La domanda è se ogni volta che intendiamo persuadere, sedurre o convincere qualcuno vendiamo qualcosa. Di sicuro, non sempre si tratta di vendere nel senso di monetizzare una nostra capacità. Ma, se si tratta di far accettare un'idea, anche su di noi, allora anche quella è una vendita. Ecco che diventa una vendita l'omelia del sacerdote la domenica in chiesa (egli propone l'idea del paradiso con la prospettiva e facendo leva sulla paura dell'inferno), come lo è indossare un buon profumo prima di un appuntamento galante, scegliere il giusto abito, presentarsi con un mazzo di rose o impostare la voce per parlare con qualcuno che troviamo attraente. E forse proprio per questo qualcuno si sarà sentito dire, almeno una volta nella vita, frasi del tipo: "non sei più quello di una volta". Che, tradotte, significano: "ti sei saputo vendere bene quando ti serviva!".
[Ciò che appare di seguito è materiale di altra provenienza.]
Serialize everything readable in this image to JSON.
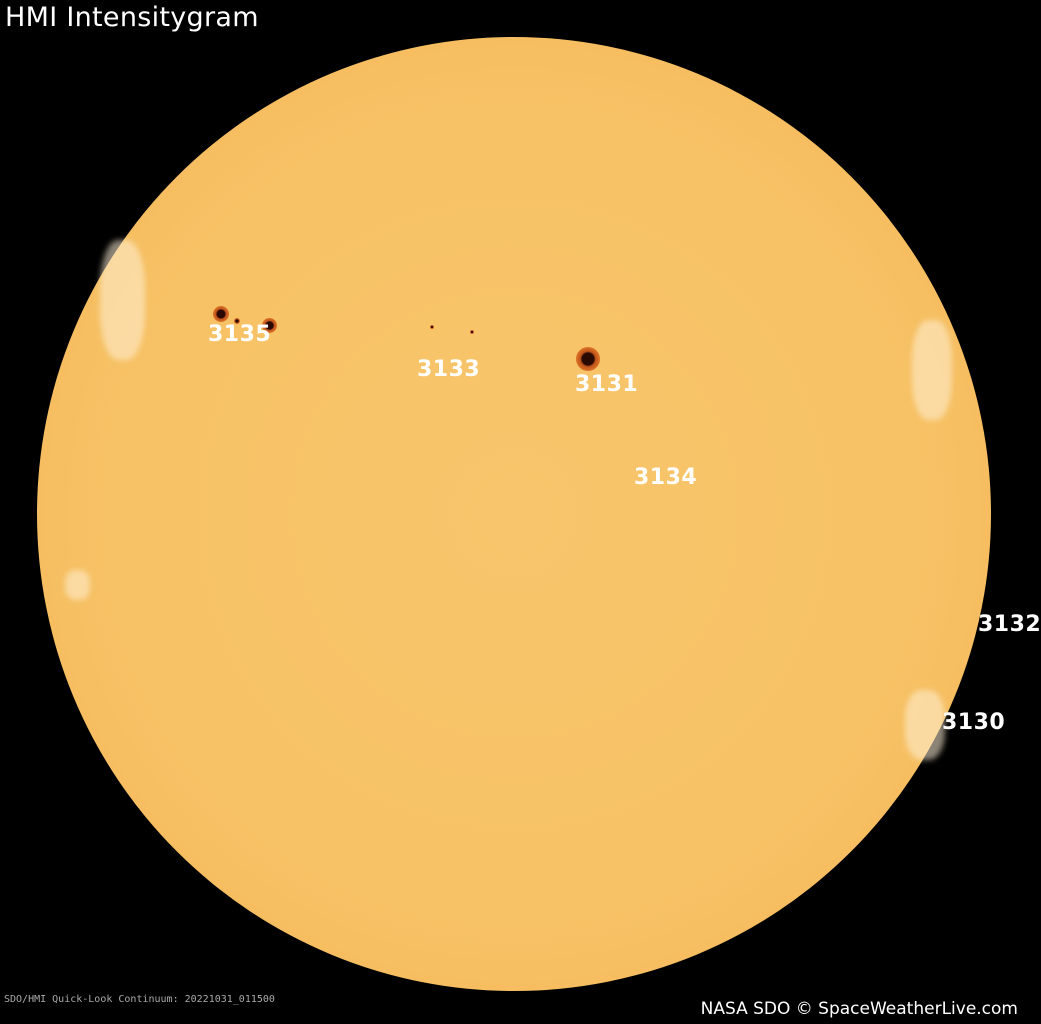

C'è da divertirsi a conoscere il marketing, poiché esso è molto più vicino alla vita di tutti i giorni di quanto i ben pensanti non vogliano credere, confondendolo ingiustamente con tecniche persuasive di far compiere alle persone azioni che con la loro volontà non avrebbero compiuto. Certo, ci sono anche quelli che fanno così. Allora, diciamo che conoscerlo può servire a smascherarle ci tenta di gabbarci ma, soprattutto, ad essere più efficaci nella nostra stessa vita e nelle relazioni. Il resto è un fatto di etica.